Multi-drug resistance (MDR) for Enterobacterales was defined as resistance to the three principal oral antibiotic categories for urinary tract infection (penicillins, cotrimoxazole and fluoroquinolones). The number of parities of each participant was categorized as in nullipara (never given birth), primipara (given birth once), multipara (≥ 2 births) or grand multipara (≥ 5 births) [18].

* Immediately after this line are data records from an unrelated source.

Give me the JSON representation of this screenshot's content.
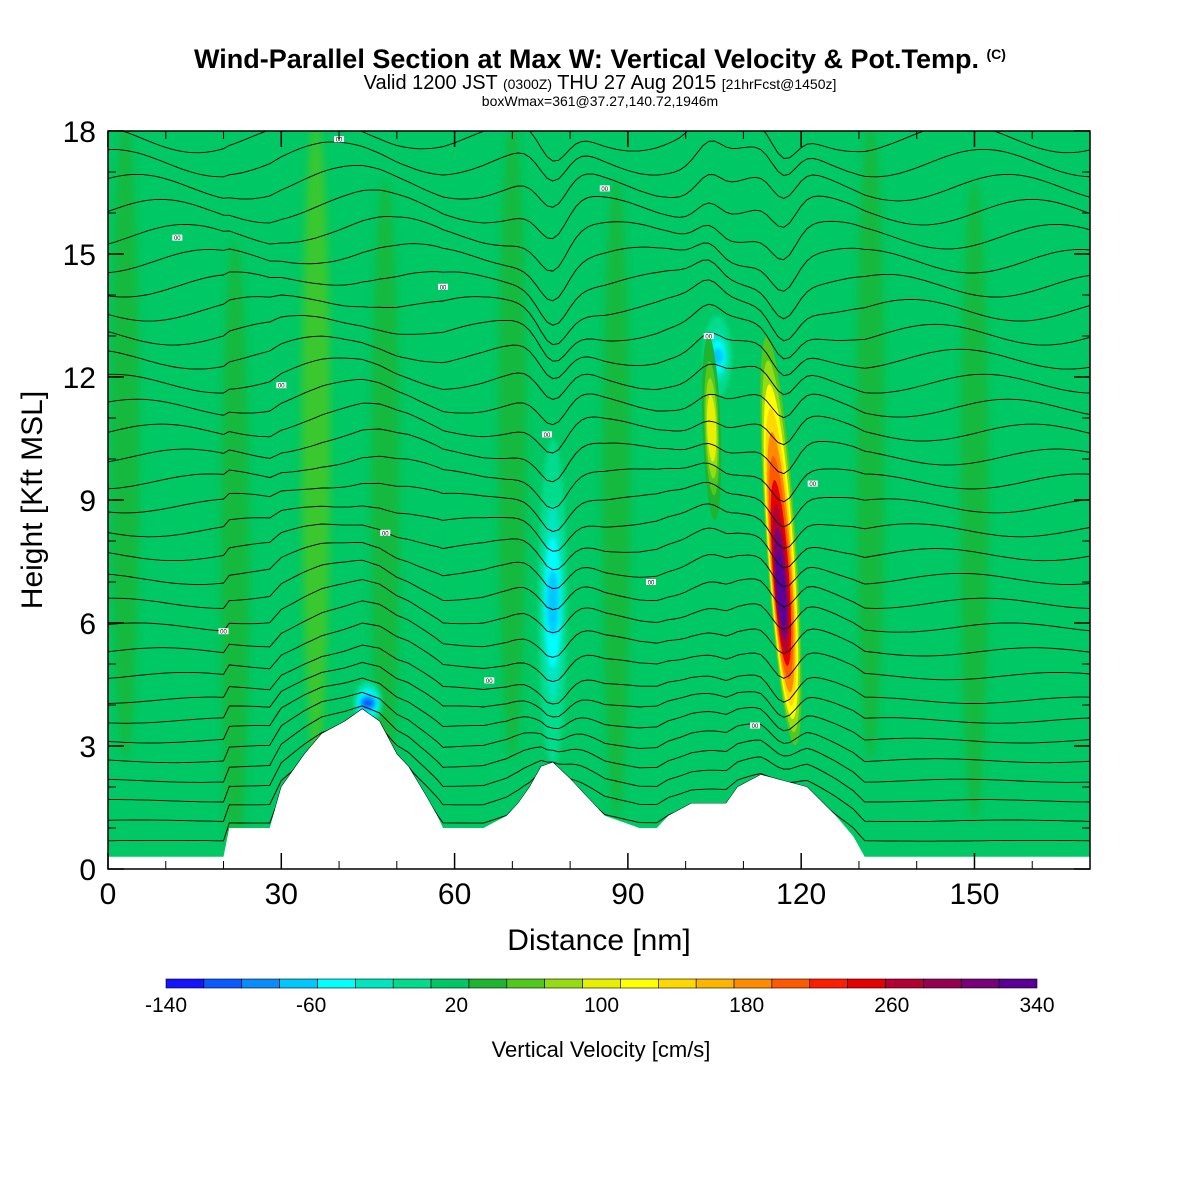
{
  "header": {
    "title": "Wind-Parallel Section at Max W: Vertical Velocity & Pot.Temp.",
    "copyright": "(C)",
    "valid_prefix": "Valid 1200 JST",
    "valid_utc": "(0300Z)",
    "valid_date": "THU 27 Aug 2015",
    "forecast": "[21hrFcst@1450z]",
    "box_info": "boxWmax=361@37.27,140.72,1946m"
  },
  "colorbar": {
    "label": "Vertical Velocity [cm/s]",
    "tick_labels": [
      "-140",
      "-60",
      "20",
      "100",
      "180",
      "260",
      "340"
    ],
    "colors": [
      "#1414ff",
      "#0a5aff",
      "#0a8cff",
      "#00c8ff",
      "#00ffff",
      "#00e6c0",
      "#00dc8c",
      "#00c864",
      "#1eb432",
      "#50c81e",
      "#96dc14",
      "#e6f000",
      "#ffff00",
      "#ffd800",
      "#ffb400",
      "#ff8c00",
      "#ff5a00",
      "#ff1e00",
      "#e60000",
      "#b40032",
      "#960050",
      "#780078",
      "#5a0096"
    ]
  },
  "chart_data": {
    "type": "heatmap",
    "title": "Wind-Parallel Section at Max W: Vertical Velocity & Pot.Temp.",
    "xlabel": "Distance [nm]",
    "ylabel": "Height [Kft MSL]",
    "xlim": [
      0,
      170
    ],
    "ylim": [
      0,
      18
    ],
    "x_ticks": [
      0,
      30,
      60,
      90,
      120,
      150
    ],
    "y_ticks": [
      0,
      3,
      6,
      9,
      12,
      15,
      18
    ],
    "background_velocity_cm_s": 20,
    "updraft_cores": [
      {
        "x_nm": 116.5,
        "y_kft_bottom": 3.0,
        "y_kft_top": 13.0,
        "max_cm_s": 340
      },
      {
        "x_nm": 104.5,
        "y_kft_bottom": 8.5,
        "y_kft_top": 13.0,
        "max_cm_s": 110
      }
    ],
    "downdraft_zones": [
      {
        "x_nm": 45,
        "y_kft_bottom": 3.5,
        "y_kft_top": 4.6,
        "min_cm_s": -100
      },
      {
        "x_nm": 77,
        "y_kft_bottom": 2.5,
        "y_kft_top": 10.5,
        "min_cm_s": -60
      },
      {
        "x_nm": 105.5,
        "y_kft_bottom": 11.5,
        "y_kft_top": 13.5,
        "min_cm_s": -60
      }
    ],
    "terrain_kft": {
      "x": [
        0,
        20,
        21,
        22,
        28,
        30,
        34,
        37,
        41,
        44,
        47,
        50,
        52,
        55,
        57,
        58,
        60,
        65,
        69,
        71,
        73,
        75,
        77,
        80,
        84,
        86,
        88,
        92,
        95,
        97,
        101,
        107,
        109,
        113,
        121,
        126,
        129,
        131,
        170
      ],
      "y": [
        0.3,
        0.3,
        1.0,
        1.0,
        1.0,
        2.0,
        2.8,
        3.3,
        3.6,
        3.9,
        3.6,
        2.8,
        2.5,
        1.8,
        1.3,
        1.0,
        1.0,
        1.0,
        1.3,
        1.6,
        2.0,
        2.5,
        2.6,
        2.2,
        1.6,
        1.3,
        1.2,
        1.0,
        1.0,
        1.3,
        1.6,
        1.6,
        2.0,
        2.3,
        2.0,
        1.3,
        0.8,
        0.3,
        0.3
      ]
    },
    "isentropes_kft": [
      0.5,
      1.0,
      1.5,
      2.0,
      2.5,
      3.0,
      3.5,
      4.0,
      4.6,
      5.2,
      5.8,
      6.4,
      7.0,
      7.6,
      8.2,
      8.8,
      9.4,
      10.0,
      10.6,
      11.2,
      11.8,
      12.4,
      13.0,
      13.6,
      14.2,
      14.8,
      15.4,
      16.0,
      16.6,
      17.2,
      17.8
    ],
    "contour_label_text": "00"
  }
}
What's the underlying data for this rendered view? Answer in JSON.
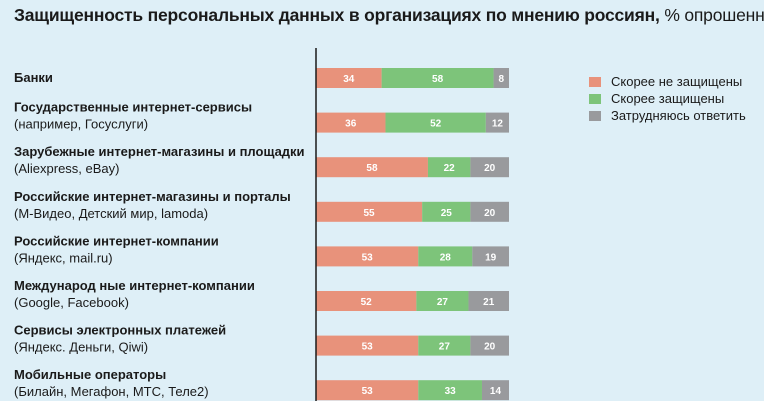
{
  "title": "Защищенность персональных данных в организациях по мнению россиян,",
  "title_unit": "% опрошенных",
  "legend": [
    {
      "label": "Скорее не защищены",
      "color": "#e8927b"
    },
    {
      "label": "Скорее защищены",
      "color": "#7dc47a"
    },
    {
      "label": "Затрудняюсь ответить",
      "color": "#999a9d"
    }
  ],
  "chart_data": {
    "type": "bar",
    "orientation": "horizontal",
    "stacked": true,
    "categories": [
      {
        "name": "Банки",
        "note": ""
      },
      {
        "name": "Государственные интернет-сервисы",
        "note": "(например, Госуслуги)"
      },
      {
        "name": "Зарубежные интернет-магазины и площадки",
        "note": "(Aliexpress, eBay)"
      },
      {
        "name": "Российские интернет-магазины и порталы",
        "note": "(М-Видео, Детский мир, lamoda)"
      },
      {
        "name": "Российские интернет-компании",
        "note": "(Яндекс, mail.ru)"
      },
      {
        "name": "Международ ные интернет-компании",
        "note": "(Google, Facebook)"
      },
      {
        "name": "Сервисы электронных платежей",
        "note": "(Яндекс. Деньги, Qiwi)"
      },
      {
        "name": "Мобильные операторы",
        "note": "(Билайн, Мегафон, МТС, Теле2)"
      }
    ],
    "series": [
      {
        "name": "Скорее не защищены",
        "color": "#e8927b",
        "values": [
          34,
          36,
          58,
          55,
          53,
          52,
          53,
          53
        ]
      },
      {
        "name": "Скорее защищены",
        "color": "#7dc47a",
        "values": [
          58,
          52,
          22,
          25,
          28,
          27,
          27,
          33
        ]
      },
      {
        "name": "Затрудняюсь ответить",
        "color": "#999a9d",
        "values": [
          8,
          12,
          20,
          20,
          19,
          21,
          20,
          14
        ]
      }
    ],
    "xlim": [
      0,
      100
    ],
    "legend_position": "right"
  }
}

Sample size, data registration and statistical analysis
In line with the CLSI M39 [19], a minimum number of 30 E. coli isolates was targeted for separate antibiotic susceptibility reporting. Assuming a prevalence of 5–10% asymptomatic bacteriuria with 10% contamination rate and E. coli being 40% of retrieved isolates, 6000 women were targeted. Data were recorded in a coded database (Microsoft Excel, Redmond, US). Differences in proportions were compared using as appropriate a Mann–Whitney-u test, a Kruskall Wallis test or a Chi-square test. For smaller sample sizes (value in one of the cells ≤ 5), the Fischer exact test was used. A p value of 0.05 was considered as statistically significant. Reporting of the methods and results was done according to the STROBE guidelines for cross-sectional studies [20].
Ethics
The study was approved by the national ethics committee of Burkina Faso (Comité d’Ethique pour la Recherche en Santé (Reference No. 2015-7-96 July 1st, 2015), the institutional review board of ITM, Antwerp (Reference 1008/15 from December 15th, 2015) and the ethics committee of the University Hospital of Antwerp (Reference 15/51/563, January 4th, 2016). Written informed consent was obtained before participation in the study. A screening log with reasons for refusal was completed at each health center included in the study. If ASB was diagnosed, laboratory staff of the study site communicated the recovery of clinically significant isolates and their AST results to the study investigator, who informed the ANC nurse or the clinician responsible of the ANC. Participants were treated according to national treatment guidelines.